- Born: March 17, 1954 (age 71)
- Spouse: Alan J. Plattus ​(m. 1985)​
- Parent: Robert Berliner

Academic background
- Education: BSc, Yale University MD, Yale School of Medicine

Academic work
- Institutions: Yale University Brigham and Women's Hospital

= Nancy Berliner =

American hematologist (born 1954)

Nancy Berliner (born on March 17, 1954) is an American hematologist. In January 2020, Berliner was named the editor-in-chief of the journal Blood.

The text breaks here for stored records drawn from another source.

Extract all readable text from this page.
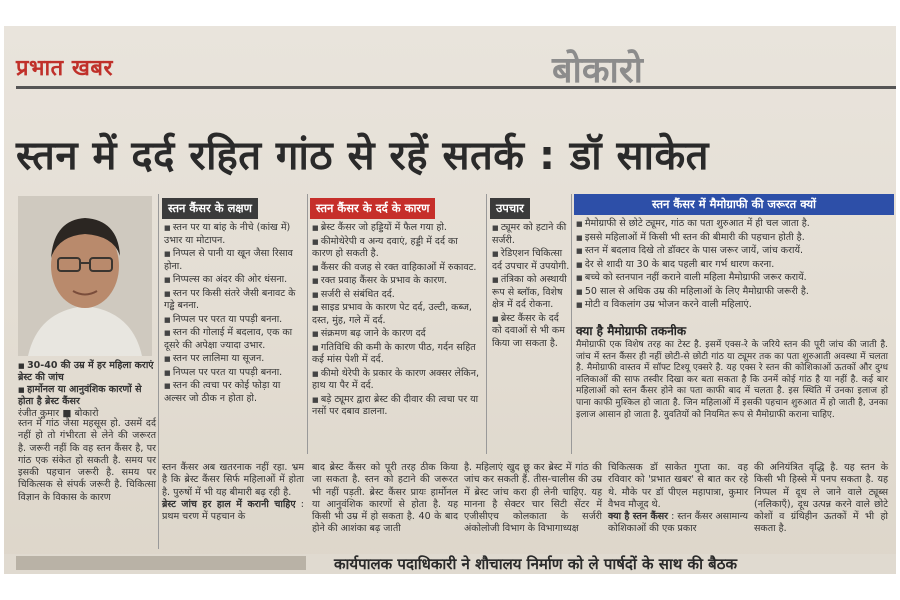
प्रभात खबर	बोकारो
स्तन में दर्द रहित गांठ से रहें सतर्क : डॉ साकेत
■ 30-40 की उम्र में हर महिला कराएं ब्रेस्ट की जांच
■ हार्मोनल या आनुवंशिक कारणों से होता है ब्रेस्ट कैंसर
रंजीत कुमार ■ बोकारो
स्तन में गांठ जैसा महसूस हो. उसमें दर्द नहीं हो तो गंभीरता से लेने की जरूरत है. जरूरी नहीं कि वह स्तन कैंसर है, पर गांठ एक संकेत हो सकती है. समय पर इसकी पहचान जरूरी है. समय पर चिकित्सक से संपर्क जरूरी है. चिकित्सा विज्ञान के विकास के कारण
स्तन कैंसर के लक्षण
■ स्तन पर या बांह के नीचे (कांख में) उभार या मोटापन.
■ निप्पल से पानी या खून जैसा रिसाव होना.
■ निप्पल्स का अंदर की ओर धंसना.
■ स्तन पर किसी संतरे जैसी बनावट के गड्ढे बनना.
■ निप्पल पर परत या पपड़ी बनना.
■ स्तन की गोलाई में बदलाव, एक का दूसरे की अपेक्षा ज्यादा उभार.
■ स्तन पर लालिमा या सूजन.
■ निप्पल पर परत या पपड़ी बनना.
■ स्तन की त्वचा पर कोई फोड़ा या अल्सर जो ठीक न होता हो.
स्तन कैंसर के दर्द के कारण
■ ब्रेस्ट कैंसर जो हड्डियों में फैल गया हो.
■ कीमोथेरेपी व अन्य दवाएं, हड्डी में दर्द का कारण हो सकती है.
■ कैंसर की वजह से रक्त वाहिकाओं में रुकावट.
■ रक्त प्रवाह कैंसर के प्रभाव के कारण.
■ सर्जरी से संबंधित दर्द.
■ साइड प्रभाव के कारण पेट दर्द, उल्टी, कब्ज, दस्त, मुंह, गले में दर्द.
■ संक्रमण बढ़ जाने के कारण दर्द
■ गतिविधि की कमी के कारण पीठ, गर्दन सहित कई मांस पेशी में दर्द.
■ कीमो थेरेपी के प्रकार के कारण अक्सर लेकिन, हाथ या पैर में दर्द.
■ बड़े ट्यूमर द्वारा ब्रेस्ट की दीवार की त्वचा पर या नसों पर दबाव डालना.
उपचार
■ ट्यूमर को हटाने की सर्जरी.
■ रेडिएशन चिकित्सा दर्द उपचार में उपयोगी.
■ तंत्रिका को अस्थायी रूप से ब्लॉक, विशेष क्षेत्र में दर्द रोकना.
■ ब्रेस्ट कैंसर के दर्द को दवाओं से भी कम किया जा सकता है.
स्तन कैंसर में मैमोग्राफी की जरूरत क्यों
■ मैमोग्राफी से छोटे ट्यूमर, गांठ का पता शुरुआत में ही चल जाता है.
■ इससे महिलाओं में किसी भी स्तन की बीमारी की पहचान होती है.
■ स्तन में बदलाव दिखे तो डॉक्टर के पास जरूर जायें, जांच करायें.
■ देर से शादी या 30 के बाद पहली बार गर्भ धारण करना.
■ बच्चे को स्तनपान नहीं कराने वाली महिला मैमोग्राफी जरूर करायें.
■ 50 साल से अधिक उम्र की महिलाओं के लिए मैमोग्राफी जरूरी है.
■ मोटी व विकलांग उम्र भोजन करने वाली महिलाएं.
क्या है मैमोग्राफी तकनीक
मैमोग्राफी एक विशेष तरह का टेस्ट है. इसमें एक्स-रे के जरिये स्तन की पूरी जांच की जाती है. जांच में स्तन कैंसर ही नहीं छोटी-से छोटी गांठ या ट्यूमर तक का पता शुरुआती अवस्था में चलता है. मैमोग्राफी वास्तव में सॉफ्ट टिश्यू एक्सरे है. यह एक्स रे स्तन की कोशिकाओं ऊतकों और दुग्ध नलिकाओं की साफ तस्वीर दिखा कर बता सकता है कि उनमें कोई गांठ है या नहीं है. कई बार महिलाओं को स्तन कैंसर होने का पता काफी बाद में चलता है. इस स्थिति में उनका इलाज हो पाना काफी मुश्किल हो जाता है. जिन महिलाओं में इसकी पहचान शुरुआत में हो जाती है, उनका इलाज आसान हो जाता है. युवतियों को नियमित रूप से मैमोग्राफी कराना चाहिए.
स्तन कैंसर अब खतरनाक नहीं रहा. भ्रम है कि ब्रेस्ट कैंसर सिर्फ महिलाओं में होता है. पुरुषों में भी यह बीमारी बढ़ रही है.
ब्रेस्ट जांच हर हाल में करानी चाहिए : प्रथम चरण में पहचान के
बाद ब्रेस्ट कैंसर को पूरी तरह ठीक किया जा सकता है. स्तन को हटाने की जरूरत भी नहीं पड़ती. ब्रेस्ट कैंसर प्रायः हार्मोनल या आनुवंशिक कारणों से होता है. यह किसी भी उम्र में हो सकता है. 40 के बाद होने की आशंका बढ़ जाती
है. महिलाएं खुद छू कर ब्रेस्ट में गांठ की जांच कर सकती हैं. तीस-चालीस की उम्र में ब्रेस्ट जांच करा ही लेनी चाहिए. यह मानना है सेक्टर चार सिटी सेंटर में एजीसीएच कोलकाता के सर्जरी अंकोलोजी विभाग के विभागाध्यक्ष
चिकित्सक डॉ साकेत गुप्ता का. वह रविवार को 'प्रभात खबर' से बात कर रहे थे. मौके पर डॉ पीएल महापात्रा, कुमार वैभव मौजूद थे.
क्या है स्तन कैंसर : स्तन कैंसर असामान्य कोशिकाओं की एक प्रकार
की अनियंत्रित वृद्धि है. यह स्तन के किसी भी हिस्से में पनप सकता है. यह निप्पल में दूध ले जाने वाले ट्यूब्स (नलिकाएँ), दूध उत्पन्न करने वाले छोटे कोशों व ग्रंथिहीन ऊतकों में भी हो सकता है.
कार्यपालक पदाधिकारी ने शौचालय निर्माण को ले पार्षदों के साथ की बैठक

==Early life and education==
Berliner was born on March 17, 1954, to Robert Berliner, a physician who became dean of the Yale Medical School (1973-1984). She graduated summa cum laude from Yale University and received her medical degree from the Yale School of Medicine. Upon completing medical school, Berliner chose to train in hematology and became the first female chief resident at the Brigham and Women's Hospital.

==Career==
Berliner finished her residency in 1986 and returned to Yale New Haven Hospital as their interim chief of hematology and as professor of internal medicine and genetics at their School of Medicine. In 2006, Berliner was promoted to Yale's chief of the Hematology Division in the Department of Medicine. While serving in this role, she was elected President of the American Society of Hematology and named a member of the National Academy of Medicine in 2010.

In 2017, Berliner was named the inaugural H. Franklin Bunn, MD, Distinguished Chair in Medicine at Brigham and Women’s Hospital. In January 2020, Berliner was named the editor-in-chief of the journal Blood.

==Personal life==
Berliner married architect Alan J. Plattus in 1985.